Single-Image Super-Resolution (SISR) aims to reconstruct a high-resolution image from a low-resolution input while effectively preserving structural integrity and fine details. However, (i) low-frequency structural cues progressively fade during deep-layer propagation, and (ii) existing upsampling modules either ignore multi-scale context or incur excessive computation, leading to unsatisfactory high-frequency texture recovery. To address these limitations, we propose the Multi-Frequency Enhancement Transformer (MFET), a novel Transformer-based network tailored for efficient SISR. MFET seamlessly integrates low-frequency structural preservation with high-frequency detail recovery through its Multi-Frequency Block (MFB). The MFB employs a Residual Attention Mechanism (RAM) to propagate fine-grained features across layers, ensuring robust retention of low-level details, and an Efficient Upscale Module (EUM) with a pyramidal structure and depthwise separable convolutions to enhance high-frequency components with minimal computational cost. Extensive experiments on benchmark datasets demonstrate that MFET achieves superior performance in PSNR and SSIM, particularly at ×3 and ×4 scales, excelling in texture and edge reconstruction. MFET strikes an optimal balance between quality and efficiency, offering a promising solution for high-quality super-resolution. Our code is available at https://github.com/snh4/MFET.

查看原文本刊更多论文

MFET：用于单图像超分辨率的多频增强变压器

单图像超分辨率（SISR）旨在从低分辨率输入重建高分辨率图像，同时有效地保持结构完整性和精细细节。然而，(i)低频结构线索在深层传播过程中逐渐消失，（ii）现有的上采样模块要么忽略多尺度上下文，要么产生过多的计算，导致高频纹理恢复不理想。为了解决这些限制，我们提出了多频增强变压器（MFET），这是一种为高效SISR量身定制的基于变压器的新型网络。MFET通过其多频块（MFB）无缝集成了低频结构保存和高频细节恢复。MFB采用残余注意机制（RAM）跨层传播细粒度特征，确保低级细节的鲁棒保留，以及具有金字塔结构和深度可分离卷积的高效高级模块（EUM），以最小的计算成本增强高频组件。在基准数据集上的大量实验表明，MFET在PSNR和SSIM方面取得了优异的性能，特别是在×3和×4尺度上，在纹理和边缘重建方面表现出色。MFET在质量和效率之间取得了最佳平衡，为高质量的超分辨率提供了有前途的解决方案。我们的代码可在https://github.com/snh4/MFET上获得。

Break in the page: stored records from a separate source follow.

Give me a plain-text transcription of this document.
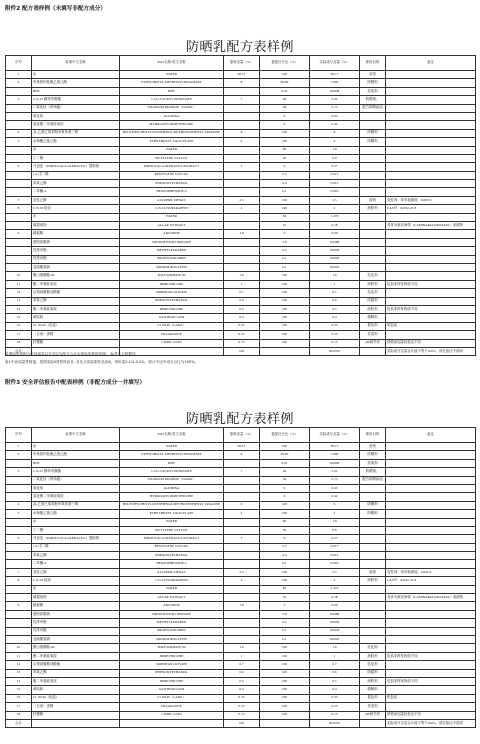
附件2 配方表样例（未填写非配方成分）
防晒乳配方表样例
序号	标准中文名称	INCI名称/英文名称	原料含量（%）	复配百分比（%）	实际成分含量（%）	使用目的	备注
1	水	WATER	60.15	100	60.15	溶剂	
2	甲氧基肉桂酸乙基己酯	ETHYLHEXYL METHOXYCINNAMATE	8	99.99	7.999	防晒剂	
	BHT	BHT		0.01	0.0008	抗氧剂	
3	C12-15 醇苯甲酸酯	C12-15 ALKYL BENZOATE	7	46	3.22	防晒剂；	
	二氧化钛（纳米级）	TITANIUM DIOXIDE（NANO）		39	2.73	配方防晒添加	
	氧化铝	ALUMINA		9	0.63		
	氢化聚二甲基硅氧烷	HYDROGEN DIMETHICONE		6	0.42		
4	双-乙基己氧苯酚甲氧苯基三嗪	BIS-ETHYLHEXYLOXYPHENOL METHOXYPHENYL TRIAZINE	6	100	6	防晒剂	
5	水杨酸乙基己酯	ETHYLHEXYL SALICYLATE	4	100	4	防晒剂	
	水	WATER		60	1.8		
	丁二醇	BUTYLENE GLYCOL		30	0.9		
6	马齿苋（PORTULACA OLERACEA）提取物	PORTULACA OLERACEA EXTRACT	3	9	0.27		
	1,2-戊二醇	PENTYLENE GLYCOL		0.5	0.015		
	苯氧乙醇	PHENOXYETHANOL		0.4	0.012		
	二苯酮-4	BENZOPHENONE-4		0.1	0.003		
7	变性乙醇	ALCOHOL DENAT.	2.5	100	2.5	溶剂	变性剂：苯甲地那铵，0.001%
8	C15-19 烷烃	C15-19 ISOPARAFFIN	2	100	2	润肤剂	CAS号：64742-47-8
	水	WATER		82	1.476		
	藻提取物	ALGAE EXTRACT		10	0.18		具体为掌状海带（LAMINARIA DIGITATA）来源物
9	精氨酸	ARGININE	1.8	5	0.09		
	透明质酸钠	SODIUM HYALURONATE		2.6	0.0468		
	羟苯甲酯	METHYLPARABEN		0.2	0.0036		
	羟苯丙酯	PROPYLPARABEN		0.1	0.0018		
	亚硫酸氢钠	SODIUM BISULFITE		0.1	0.0018		
10	聚山梨醇酯-80	POLYSORBATE 80	1.6	100	1.6	乳化剂	
11	聚二甲基硅氧烷	DIMETHICONE	1	100	1	润肤剂	包括非挥发物质不同
12	山梨坦橄榄油酸酯	SORBITAN OLIVATE	0.7	100	0.7	乳化剂	
13	苯氧乙醇	PHENOXYETHANOL	0.6	100	0.6	防腐剂	
14	聚二甲基硅氧烷	DIMETHICONE	0.5	100	0.5	润肤剂	包括非挥发物质不同
15	黄原胶	XANTHAN GUM	0.4	100	0.4	增稠剂	
16	CI 19140（色淀）	CI 19140（LAKE）	0.35	100	0.35	着色剂	铝色淀
17	（日用）香精	FRAGRANCE	0.25	100	0.25	芳香剂	
18	柠檬酸	CITRIC ACID	0.15	100	0.15	pH调节剂	即使添加量较低也不同
合计			100		99.9702		实际成分含量合计值不等于100%，请在备注中说明
所谓添加剂配合可视择香以方可以为配方合计实现添加系统质理。 参考多分数据列。
表1中添加量等数值，按照实际Ⅱ剂型时而各. 各处为实际制作品由Ⅲ，每份量0.1%-0.2%，即计中达中成分百比为100%。
附件3 安全评估报告中配表样例（非配方成分一并填写）
防晒乳配方表样例
序号	标准中文名称	INCI名称/英文名称	原料含量（%）	复配百分比（%）	实际成分含量（%）	使用目的	备注
1	水	WATER	60.15	100	60.15	溶剂	
2	甲氧基肉桂酸乙基己酯	ETHYLHEXYL METHOXYCINNAMATE	8	99.99	7.999	防晒剂	
	BHT	BHT		0.01	0.0008	抗氧剂	
3	C12-15 醇苯甲酸酯	C12-15 ALKYL BENZOATE	7	46	3.22	防晒剂；	
	二氧化钛（纳米级）	TITANIUM DIOXIDE（NANO）		39	2.73	配方防晒添加	
	氧化铝	ALUMINA		9	0.63		
	氢化聚二甲基硅氧烷	HYDROGEN DIMETHICONE		6	0.42		
4	双-乙基己氧苯酚甲氧苯基三嗪	BIS-ETHYLHEXYLOXYPHENOL METHOXYPHENYL TRIAZINE	6	100	6	防晒剂	
5	水杨酸乙基己酯	ETHYLHEXYL SALICYLATE	4	100	4	防晒剂	
	水	WATER		60	1.8		
	丁二醇	BUTYLENE GLYCOL		30	0.9		
6	马齿苋（PORTULACA OLERACEA）提取物	PORTULACA OLERACEA EXTRACT	3	9	0.27		
	1,2-戊二醇	PENTYLENE GLYCOL		0.5	0.015		
	苯氧乙醇	PHENOXYETHANOL		0.4	0.012		
	二苯酮-4	BENZOPHENONE-4		0.1	0.003		
7	变性乙醇	ALCOHOL DENAT.	2.5	100	2.5	溶剂	变性剂：苯甲地那铵，0.001%
8	C15-19 烷烃	C15-19 ISOPARAFFIN	2	100	2	润肤剂	CAS号：64742-47-8
	水	WATER		82	1.476		
	藻提取物	ALGAE EXTRACT		10	0.18		具体为掌状海带（LAMINARIA DIGITATA）来源物
9	精氨酸	ARGININE	1.8	5	0.09		
	透明质酸钠	SODIUM HYALURONATE		2.6	0.0468		
	羟苯甲酯	METHYLPARABEN		0.2	0.0036		
	羟苯丙酯	PROPYLPARABEN		0.1	0.0018		
	亚硫酸氢钠	SODIUM BISULFITE		0.1	0.0018		
10	聚山梨醇酯-80	POLYSORBATE 80	1.6	100	1.6	乳化剂	
11	聚二甲基硅氧烷	DIMETHICONE	1	100	1	润肤剂	包括非挥发物质不同
12	山梨坦橄榄油酸酯	SORBITAN OLIVATE	0.7	100	0.7	乳化剂	
13	苯氧乙醇	PHENOXYETHANOL	0.6	100	0.6	防腐剂	
14	聚二甲基硅氧烷	DIMETHICONE	0.5	100	0.5	润肤剂	包括非挥发物质不同
15	黄原胶	XANTHAN GUM	0.4	100	0.4	增稠剂	
16	CI 19140（色淀）	CI 19140（LAKE）	0.35	100	0.35	着色剂	铝色淀
17	（日用）香精	FRAGRANCE	0.25	100	0.25	芳香剂	
18	柠檬酸	CITRIC ACID	0.15	100	0.15	pH调节剂	即使添加量较低也不同
合计			100		99.9702		实际成分含量合计值不等于100%，请在备注中说明
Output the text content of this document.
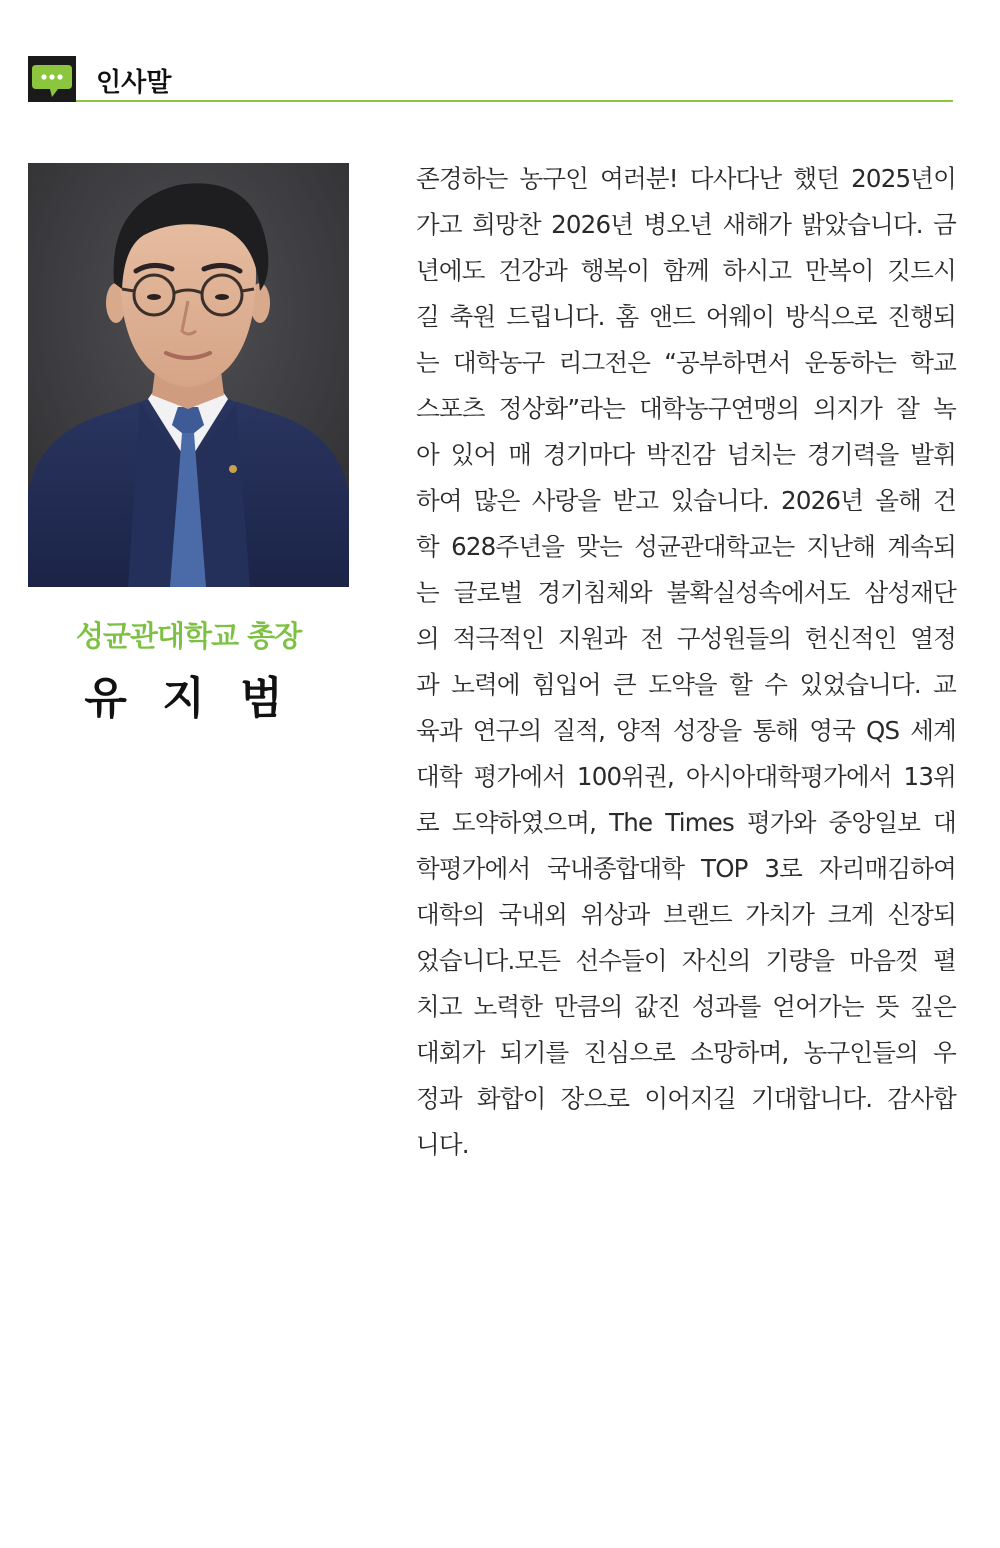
인사말
성균관대학교 총장
유 지 범
존경하는 농구인 여러분! 다사다난 했던 2025년이
가고 희망찬 2026년 병오년 새해가 밝았습니다. 금
년에도 건강과 행복이 함께 하시고 만복이 깃드시
길 축원 드립니다. 홈 앤드 어웨이 방식으로 진행되
는 대학농구 리그전은 “공부하면서 운동하는 학교
스포츠 정상화”라는 대학농구연맹의 의지가 잘 녹
아 있어 매 경기마다 박진감 넘치는 경기력을 발휘
하여 많은 사랑을 받고 있습니다. 2026년 올해 건
학 628주년을 맞는 성균관대학교는 지난해 계속되
는 글로벌 경기침체와 불확실성속에서도 삼성재단
의 적극적인 지원과 전 구성원들의 헌신적인 열정
과 노력에 힘입어 큰 도약을 할 수 있었습니다. 교
육과 연구의 질적, 양적 성장을 통해 영국 QS 세계
대학 평가에서 100위권, 아시아대학평가에서 13위
로 도약하였으며, The Times 평가와 중앙일보 대
학평가에서 국내종합대학 TOP 3로 자리매김하여
대학의 국내외 위상과 브랜드 가치가 크게 신장되
었습니다.모든 선수들이 자신의 기량을 마음껏 펼
치고 노력한 만큼의 값진 성과를 얻어가는 뜻 깊은
대회가 되기를 진심으로 소망하며, 농구인들의 우
정과 화합이 장으로 이어지길 기대합니다. 감사합
니다.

本文章由计算机程序翻译，如有差异，请以英文原文为准。

求助全文

约1分钟内获得全文求助全文

来源期刊

Image and Vision Computing 工程技术-工程：电子与电气

CiteScore

8.50

自引率

8.50%

发文量

143

审稿时长

7.8 months

期刊介绍： Image and Vision Computing has as a primary aim the provision of an effective medium of interchange for the results of high quality theoretical and applied research fundamental to all aspects of image interpretation and computer vision. The journal publishes work that proposes new image interpretation and computer vision methodology or addresses the application of such methods to real world scenes. It seeks to strengthen a deeper understanding in the discipline by encouraging the quantitative comparison and performance evaluation of the proposed methodology. The coverage includes: image interpretation, scene modelling, object recognition and tracking, shape analysis, monitoring and surveillance, active vision and robotic systems, SLAM, biologically-inspired computer vision, motion analysis, stereo vision, document image understanding, character and handwritten text recognition, face and gesture recognition, biometrics, vision-based human-computer interaction, human activity and behavior understanding, data fusion from multiple sensor inputs, image databases.